THE DESPERATE NEED FOR BREATH
Image by Oleksandr Stepura (Pixabay)
It is awful to watch a nation like India in the grip of such death and disaster. Here is a nation that has been overcome by the covid virus – a lack of oxygen, hospital beds and even crematorium facilities means that chaos reigns. And as we know, the grief, pain and loss for relatives and friends is immense for every person who suffers and dies with this disease.
One of the things that struck me is this lack of oxygen. Or the inability to get all the large reserve of industrial oxygen to the places that need it for medical purposes. I remember a year ago seeing huge tanks rumbling slowly down the main road near where I live as oxygen was repositioned around the country.
The desperate need for breath also made me think of the awful murder of George Floyd where he said “I can’t breathe” so many times. And how this phrase has been taken up by many people to express their own suffocation in an unjust, unequal and long corrupted racist world.
Last week a whole Indonesian crew died as their submarine sank to impossible deaths and the air ran out.

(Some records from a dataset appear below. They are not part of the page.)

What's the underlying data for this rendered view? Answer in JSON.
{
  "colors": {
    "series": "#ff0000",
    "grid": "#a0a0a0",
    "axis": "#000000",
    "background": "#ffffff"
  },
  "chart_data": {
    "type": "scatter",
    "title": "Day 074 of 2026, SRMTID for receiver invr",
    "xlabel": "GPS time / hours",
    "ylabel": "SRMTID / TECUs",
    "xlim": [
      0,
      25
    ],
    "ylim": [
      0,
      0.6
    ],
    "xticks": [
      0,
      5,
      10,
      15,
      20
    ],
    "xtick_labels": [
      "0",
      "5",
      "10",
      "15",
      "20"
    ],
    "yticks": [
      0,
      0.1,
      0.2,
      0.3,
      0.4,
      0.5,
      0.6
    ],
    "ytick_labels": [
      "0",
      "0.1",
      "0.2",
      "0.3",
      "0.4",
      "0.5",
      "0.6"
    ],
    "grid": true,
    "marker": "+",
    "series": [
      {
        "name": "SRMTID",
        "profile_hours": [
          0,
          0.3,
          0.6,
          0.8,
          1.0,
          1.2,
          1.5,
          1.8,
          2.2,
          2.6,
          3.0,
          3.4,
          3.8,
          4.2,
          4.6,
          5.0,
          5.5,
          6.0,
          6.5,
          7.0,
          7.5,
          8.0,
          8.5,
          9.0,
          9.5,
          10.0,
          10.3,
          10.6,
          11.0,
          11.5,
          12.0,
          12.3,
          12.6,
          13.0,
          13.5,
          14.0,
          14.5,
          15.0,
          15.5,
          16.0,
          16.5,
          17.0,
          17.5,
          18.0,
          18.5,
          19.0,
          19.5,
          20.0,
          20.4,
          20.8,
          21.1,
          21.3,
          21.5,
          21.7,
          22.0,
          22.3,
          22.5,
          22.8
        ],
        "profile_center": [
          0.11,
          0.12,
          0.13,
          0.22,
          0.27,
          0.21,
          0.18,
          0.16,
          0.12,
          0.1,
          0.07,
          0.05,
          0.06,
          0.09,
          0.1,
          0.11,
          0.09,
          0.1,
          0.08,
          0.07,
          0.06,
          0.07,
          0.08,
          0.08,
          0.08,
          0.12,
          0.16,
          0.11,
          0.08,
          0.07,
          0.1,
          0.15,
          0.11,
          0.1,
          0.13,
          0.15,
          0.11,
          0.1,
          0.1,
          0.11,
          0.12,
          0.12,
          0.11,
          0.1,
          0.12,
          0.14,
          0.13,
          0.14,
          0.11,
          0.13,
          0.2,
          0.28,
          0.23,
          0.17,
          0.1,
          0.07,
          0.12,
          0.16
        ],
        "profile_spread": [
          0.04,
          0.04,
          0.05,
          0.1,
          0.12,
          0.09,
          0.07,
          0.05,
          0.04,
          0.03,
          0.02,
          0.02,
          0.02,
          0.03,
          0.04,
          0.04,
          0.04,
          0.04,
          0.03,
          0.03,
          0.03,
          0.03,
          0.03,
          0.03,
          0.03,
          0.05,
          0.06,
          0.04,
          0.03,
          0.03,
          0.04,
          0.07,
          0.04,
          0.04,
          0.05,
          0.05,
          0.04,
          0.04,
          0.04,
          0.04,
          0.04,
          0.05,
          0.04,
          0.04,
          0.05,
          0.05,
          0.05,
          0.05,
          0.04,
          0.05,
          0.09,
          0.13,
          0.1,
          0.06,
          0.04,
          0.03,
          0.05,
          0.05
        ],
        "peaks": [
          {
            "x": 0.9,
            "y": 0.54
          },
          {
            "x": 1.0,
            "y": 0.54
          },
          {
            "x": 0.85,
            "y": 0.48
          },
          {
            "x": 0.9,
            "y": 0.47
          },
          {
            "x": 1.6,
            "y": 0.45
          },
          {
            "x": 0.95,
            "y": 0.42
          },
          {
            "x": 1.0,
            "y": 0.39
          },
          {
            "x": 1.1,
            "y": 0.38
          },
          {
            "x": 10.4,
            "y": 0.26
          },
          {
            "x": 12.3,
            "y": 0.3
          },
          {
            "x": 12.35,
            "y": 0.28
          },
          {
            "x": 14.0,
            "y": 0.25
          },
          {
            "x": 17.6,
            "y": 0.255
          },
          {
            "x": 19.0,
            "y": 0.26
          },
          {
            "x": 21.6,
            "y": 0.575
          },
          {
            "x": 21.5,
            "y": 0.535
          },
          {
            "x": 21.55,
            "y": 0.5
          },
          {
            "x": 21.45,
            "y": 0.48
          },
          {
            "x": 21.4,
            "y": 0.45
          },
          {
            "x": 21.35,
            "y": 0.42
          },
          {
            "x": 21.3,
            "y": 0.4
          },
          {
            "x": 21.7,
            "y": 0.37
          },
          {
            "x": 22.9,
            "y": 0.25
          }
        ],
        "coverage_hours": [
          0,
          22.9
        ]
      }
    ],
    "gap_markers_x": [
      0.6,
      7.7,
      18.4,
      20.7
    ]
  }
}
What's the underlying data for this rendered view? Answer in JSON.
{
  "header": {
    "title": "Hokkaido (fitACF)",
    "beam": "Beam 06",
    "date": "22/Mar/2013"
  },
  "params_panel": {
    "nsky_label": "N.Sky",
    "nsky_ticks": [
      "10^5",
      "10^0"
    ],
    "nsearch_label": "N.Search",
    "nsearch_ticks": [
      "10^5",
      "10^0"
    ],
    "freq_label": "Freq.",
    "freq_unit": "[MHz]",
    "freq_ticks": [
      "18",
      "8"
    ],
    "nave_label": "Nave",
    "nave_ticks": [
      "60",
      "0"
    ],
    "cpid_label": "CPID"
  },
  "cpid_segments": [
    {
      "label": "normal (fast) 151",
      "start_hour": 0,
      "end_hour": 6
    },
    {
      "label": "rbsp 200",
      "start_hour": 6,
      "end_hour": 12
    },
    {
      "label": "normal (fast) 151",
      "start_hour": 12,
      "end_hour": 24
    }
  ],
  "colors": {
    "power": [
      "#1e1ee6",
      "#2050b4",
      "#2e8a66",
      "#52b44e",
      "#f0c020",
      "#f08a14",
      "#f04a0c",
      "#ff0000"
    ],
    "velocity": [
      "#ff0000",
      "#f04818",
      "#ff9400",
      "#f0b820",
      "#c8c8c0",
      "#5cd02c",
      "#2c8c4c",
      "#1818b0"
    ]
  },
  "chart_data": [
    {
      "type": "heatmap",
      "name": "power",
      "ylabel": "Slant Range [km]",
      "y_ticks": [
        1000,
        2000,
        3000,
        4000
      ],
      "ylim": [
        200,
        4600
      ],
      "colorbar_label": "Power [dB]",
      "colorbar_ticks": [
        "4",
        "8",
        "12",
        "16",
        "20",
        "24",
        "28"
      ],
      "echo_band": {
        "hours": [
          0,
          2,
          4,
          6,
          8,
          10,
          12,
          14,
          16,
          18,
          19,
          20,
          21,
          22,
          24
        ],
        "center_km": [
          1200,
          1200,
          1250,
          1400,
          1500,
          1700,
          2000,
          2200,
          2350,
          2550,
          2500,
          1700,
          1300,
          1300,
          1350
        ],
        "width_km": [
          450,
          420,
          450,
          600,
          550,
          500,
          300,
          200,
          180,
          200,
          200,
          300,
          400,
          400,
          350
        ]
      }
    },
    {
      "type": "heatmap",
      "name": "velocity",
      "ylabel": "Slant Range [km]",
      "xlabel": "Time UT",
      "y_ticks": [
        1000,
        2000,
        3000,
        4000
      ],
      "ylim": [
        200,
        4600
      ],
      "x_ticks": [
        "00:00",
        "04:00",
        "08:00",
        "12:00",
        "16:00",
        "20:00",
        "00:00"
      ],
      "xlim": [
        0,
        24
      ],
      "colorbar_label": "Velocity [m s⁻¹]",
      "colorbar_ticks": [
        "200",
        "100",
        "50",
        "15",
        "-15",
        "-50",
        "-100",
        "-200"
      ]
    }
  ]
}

The volcano that erupted on the Island of St Vincent has caused utter devastation – filling the sky with ash, clouding the air and forcing thousands of people to flee. And hurricane season is on the way, where these same people need both clean air but also shelter against air-turbulence that takes lives and destroys everything in its path.
And of course there is the inexorable breathlessness of our planet as the impact of our industry, activity and lifestyles produce more toxic emissions than we can deal with.
Whether people are fighting for breath because they physically cannot breathe; or fighting for the breath of the soul, to live fully rather than in a state of cultural, personal or creational strangulation: these fightings express the sin, sickness and death of a world far away from its Creator.
One of the words given by the press to these current tragedies is Apocalyptic; the way we often use this word is to refer to the dreadful calamities that are prophesied in the book of Revelation. These are signs of the final days, the end times – where violence, plagues and physical disruption are in much evidence.
One older and respected Indian journalist, Javleen Singh wrote this week: We journalists are supposed to write the first draft of history so let me put it on record that I have never seen India in a worse moment. There have been bad times before but we knew we could always get through them. This time there is despair.
She echoes the tone of St John writing the first draft of the end of history. This book was written to describe what it was like to live in the Roman Empire for those early Christians – they didn’t have to wait thousands of years to experience the reality of such images. And they are words and prophesies that have been relevant in many places and many times since.
Revelation describes a world that writhes in the pain of sin and distance from its loving Creator. But people are called to stand in the midst of it all, to pray, to live obediently and in hope. This standing is about attitude and faith and also about how we think, behave, talk and act. Now is a time for us to pray – for those in distress, for those who have felt the weight of oppression and marginalisation, for those who are cruelly and capriciously in danger of death and for our physical and natural world as it erupts in fire, floods, looting and loss. And then to use the breath we have to serve people and planet around us.
O Breath of life, come sweeping through us,
revive your church with life and pow'r;
O Breath of Life, come, cleanse, renew us,
and fit your church to meet this hour.
O Wind of God, come bend us, break us,
till humbly we confess our need;
then in your tenderness remake us,
revive, restore, for this we plead.
O Breath of love, come breathe within us,
renewing thought and will and heart;
come, Love of Christ, afresh to win us,
revive your church in ev'ry part.
O Heart of Christ, once broken for us,
'tis there we find our strength and rest;
our broken, contrite hearts now solace,
and let your waiting church be blest.
Revive us, Lord! Is zeal abating
while harvest fields are vast and white?
Revive us, Lord, the world is waiting,
equip your church to spread the light.